- Born: Rabindra Nath Mondal 1929 Howrah, India
- Died: 2 July 2019 (aged 90) Bidhannagar, West Bengal, India

= Rabin Mondal =

Indian painter (1929–2019)

Rabin Mondal, born as Rabindra Nath Mondal, (1929 – 2 July 2019) was an Indian painter from Howrah, West Bengal. He was an Indian artist who was a founding member of the Calcutta Painters. He lived and worked in relative obscurity until retrospective exhibitions of his work in Kolkata, New Delhi and Bombay brought him to India's national attention in 2005.

As a child, Rabin Mondal witnessed the devastating effects of the 1943 Great Bengal Famine and the pre-Partition riots that ravaged the state. These incidents have since translated onto his canvases, mirroring the horror and suffering of the people

==Early life and family ==

Mondal was born in Howrah, an overcrowded urban extension of Calcutta. His family had prospered in business in the late 19th century. Rajendra Narayan Mondal (1792 to 1860), Dewan of Narayanganj in Bengal was an ancestor, and one of his sons Rajendranarayan received the title of Raja. The narrow lane where Rabin's paternal home stands was named after his grandfather Fakirdas Mondal. But the pressures of an extended Bengali household forced the young Rabin to live with not only his brothers and sisters, but also his aunts, uncles, great aunts and uncles, and also his cousins. Though the Mondal family had a highly educated and upper-middle-class background, Howrah was known for its overcrowded slums and impoverished migrant workers who toiled in various grimy industries. It was an environment that caused the young Rabin to take note of the realities of life and its struggles.

Like many Indian artists of his generation, Rabin was deeply affected by the Bengal famine of 1943, the struggle for India's independence, and the subsequent partition of his native Bengal.

In May 1976, Rabin married Bani Mitra, also an artist by profession, and 18 years younger than Rabin. The couple settled down in their Howrah residence but eventually moved to Salt Lake in 1996 when a bunch of artistes formed a co-operative society and was granted a 14-cottah plot by the then finance minister of West Bengal, Ashok Mitra. It was around this time that Bani was diagnosed with cancer.
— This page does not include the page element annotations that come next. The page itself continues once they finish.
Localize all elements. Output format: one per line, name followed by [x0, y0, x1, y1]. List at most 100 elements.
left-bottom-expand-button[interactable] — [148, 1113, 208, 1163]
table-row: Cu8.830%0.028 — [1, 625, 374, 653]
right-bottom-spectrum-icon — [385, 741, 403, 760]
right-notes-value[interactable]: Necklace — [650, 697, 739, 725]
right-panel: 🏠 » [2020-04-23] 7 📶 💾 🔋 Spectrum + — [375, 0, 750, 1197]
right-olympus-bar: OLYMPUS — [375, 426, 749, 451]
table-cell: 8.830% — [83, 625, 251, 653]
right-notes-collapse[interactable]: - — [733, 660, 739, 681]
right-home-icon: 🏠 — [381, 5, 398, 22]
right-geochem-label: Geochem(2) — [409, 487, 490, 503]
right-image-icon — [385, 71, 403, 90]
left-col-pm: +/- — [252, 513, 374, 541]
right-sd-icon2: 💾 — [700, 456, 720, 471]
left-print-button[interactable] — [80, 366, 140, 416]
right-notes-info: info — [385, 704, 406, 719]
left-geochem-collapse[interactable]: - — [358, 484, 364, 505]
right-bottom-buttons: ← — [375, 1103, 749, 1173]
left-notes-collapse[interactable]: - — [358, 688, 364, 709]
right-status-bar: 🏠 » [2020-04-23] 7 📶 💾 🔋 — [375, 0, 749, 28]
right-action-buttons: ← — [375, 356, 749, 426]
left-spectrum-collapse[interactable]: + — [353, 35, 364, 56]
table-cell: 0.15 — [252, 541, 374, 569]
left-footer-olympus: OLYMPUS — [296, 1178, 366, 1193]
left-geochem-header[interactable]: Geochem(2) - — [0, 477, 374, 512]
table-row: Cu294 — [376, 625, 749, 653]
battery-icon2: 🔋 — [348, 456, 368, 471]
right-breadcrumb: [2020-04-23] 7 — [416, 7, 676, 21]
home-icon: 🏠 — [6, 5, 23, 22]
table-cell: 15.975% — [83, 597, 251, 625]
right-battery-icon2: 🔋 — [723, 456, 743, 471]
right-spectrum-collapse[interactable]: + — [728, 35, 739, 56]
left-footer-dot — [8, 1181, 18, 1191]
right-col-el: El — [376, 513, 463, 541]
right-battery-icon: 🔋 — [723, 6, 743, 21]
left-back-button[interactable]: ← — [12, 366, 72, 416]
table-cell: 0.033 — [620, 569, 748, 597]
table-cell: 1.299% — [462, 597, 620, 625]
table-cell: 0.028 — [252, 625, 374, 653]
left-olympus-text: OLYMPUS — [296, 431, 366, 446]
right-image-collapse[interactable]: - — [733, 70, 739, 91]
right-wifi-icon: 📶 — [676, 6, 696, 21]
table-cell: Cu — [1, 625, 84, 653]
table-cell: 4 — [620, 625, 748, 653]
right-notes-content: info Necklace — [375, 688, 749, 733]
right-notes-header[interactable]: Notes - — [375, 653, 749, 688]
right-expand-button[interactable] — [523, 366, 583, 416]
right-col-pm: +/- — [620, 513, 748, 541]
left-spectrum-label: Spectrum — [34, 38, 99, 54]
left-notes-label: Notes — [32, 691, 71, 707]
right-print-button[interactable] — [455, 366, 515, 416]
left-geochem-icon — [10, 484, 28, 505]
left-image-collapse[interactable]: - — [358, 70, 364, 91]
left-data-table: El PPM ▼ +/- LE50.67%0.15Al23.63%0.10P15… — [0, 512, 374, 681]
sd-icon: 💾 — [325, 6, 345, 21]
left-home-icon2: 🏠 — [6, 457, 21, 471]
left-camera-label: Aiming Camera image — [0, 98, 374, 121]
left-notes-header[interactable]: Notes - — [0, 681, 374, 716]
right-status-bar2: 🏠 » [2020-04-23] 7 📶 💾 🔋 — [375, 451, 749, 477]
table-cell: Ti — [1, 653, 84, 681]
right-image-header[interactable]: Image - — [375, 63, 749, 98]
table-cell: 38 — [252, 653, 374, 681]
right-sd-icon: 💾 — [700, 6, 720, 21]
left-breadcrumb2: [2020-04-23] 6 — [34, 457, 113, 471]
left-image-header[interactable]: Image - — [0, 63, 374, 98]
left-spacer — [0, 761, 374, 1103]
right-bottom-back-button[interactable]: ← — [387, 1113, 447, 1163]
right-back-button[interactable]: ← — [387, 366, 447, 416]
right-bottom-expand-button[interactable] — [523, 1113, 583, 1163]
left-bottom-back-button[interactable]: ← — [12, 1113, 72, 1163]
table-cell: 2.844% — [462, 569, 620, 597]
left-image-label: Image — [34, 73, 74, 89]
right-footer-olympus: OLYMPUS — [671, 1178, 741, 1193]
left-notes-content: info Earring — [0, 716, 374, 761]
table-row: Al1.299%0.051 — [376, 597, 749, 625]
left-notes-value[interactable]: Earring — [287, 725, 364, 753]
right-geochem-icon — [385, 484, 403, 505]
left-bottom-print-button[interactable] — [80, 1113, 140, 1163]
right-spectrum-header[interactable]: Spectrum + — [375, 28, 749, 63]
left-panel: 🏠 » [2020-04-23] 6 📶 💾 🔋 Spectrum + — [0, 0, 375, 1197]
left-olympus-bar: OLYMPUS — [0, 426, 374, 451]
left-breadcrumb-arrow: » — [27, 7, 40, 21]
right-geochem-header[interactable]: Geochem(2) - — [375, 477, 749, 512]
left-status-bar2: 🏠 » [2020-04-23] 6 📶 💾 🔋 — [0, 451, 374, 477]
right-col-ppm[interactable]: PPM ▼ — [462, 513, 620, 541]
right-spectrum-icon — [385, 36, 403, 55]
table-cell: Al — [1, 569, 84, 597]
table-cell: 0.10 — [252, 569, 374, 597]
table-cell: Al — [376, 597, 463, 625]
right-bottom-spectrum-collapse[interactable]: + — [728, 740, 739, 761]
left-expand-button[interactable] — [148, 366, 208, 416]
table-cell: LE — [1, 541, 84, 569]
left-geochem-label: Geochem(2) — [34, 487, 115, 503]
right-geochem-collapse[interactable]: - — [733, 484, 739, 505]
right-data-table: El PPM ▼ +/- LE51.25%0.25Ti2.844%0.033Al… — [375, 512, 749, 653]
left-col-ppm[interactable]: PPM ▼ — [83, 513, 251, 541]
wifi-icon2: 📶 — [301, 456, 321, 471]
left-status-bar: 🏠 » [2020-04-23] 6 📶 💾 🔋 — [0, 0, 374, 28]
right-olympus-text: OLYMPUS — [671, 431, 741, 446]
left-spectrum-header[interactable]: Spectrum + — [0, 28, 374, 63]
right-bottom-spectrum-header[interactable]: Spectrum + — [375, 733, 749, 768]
She died in 2000. The couple had no children.

==Education and career==

Rabin Mondal graduated in commerce from Calcutta University in 1952. His first formal education in art was at the Indian College of Art and Draughtsmanship, Calcutta. He continued his artistic studies at the Asutosh Museum of Indian Art of the University of Calcutta.

In 1964 Rabin and what is now known as the "Group of Eight", (which consisted of Nikhil Biswas, Prokash Karmakar, Bijan Chowdhury, Gopal Sanyal, Bimal Banerjee, Mahim Rudra, Gunbritt Svensson and Mondal himself) formed the Calcutta Painters. This lively group of artists worked to promote modernist art not only in Calcutta, but throughout India, becoming nationally known in the process.

Rabin's Unfinished Work

Mondal worked out of his Howrah studio, churning out a series of "kings" and "queens" painted with oil on canvas. These are perhaps Mondal's best known works, depicting tragic looking figures, seemingly suffering from paranoia and fear, yet ironically termed kings and queens. Some of the highlights of this series were the works Man Acting as King, King Being Appeased, King Making Confession, and King and his Assassin. Mondal also produced a series of "deities", which sometimes seem to merge thematically with his "queens". The artist's deities are generally depicted with radiate crowns, whereas his kings and queens are not. Other favorite subjects of the artist were the brothel and the harem, which he depicted in canvases such as Event in Red Light Area and Orgy.

"Animal" - Acrylic on Board, 1993

Though some of Mondal's best canvases have an obvious cubist influence, stylistically his work has been predominantly expressionist, a reaction to the tormented humanity that surrounded him in Calcutta, and the tragic events of his formative years.

Rabin Mondal's work can be found in the collections of The National Gallery of Modern Art, New Delhi, Osians Art Archive, Mumbai, The Birla Academy of Art and Culture, Kolkata, and the Jane and Kito de Boer Collection, Dubai.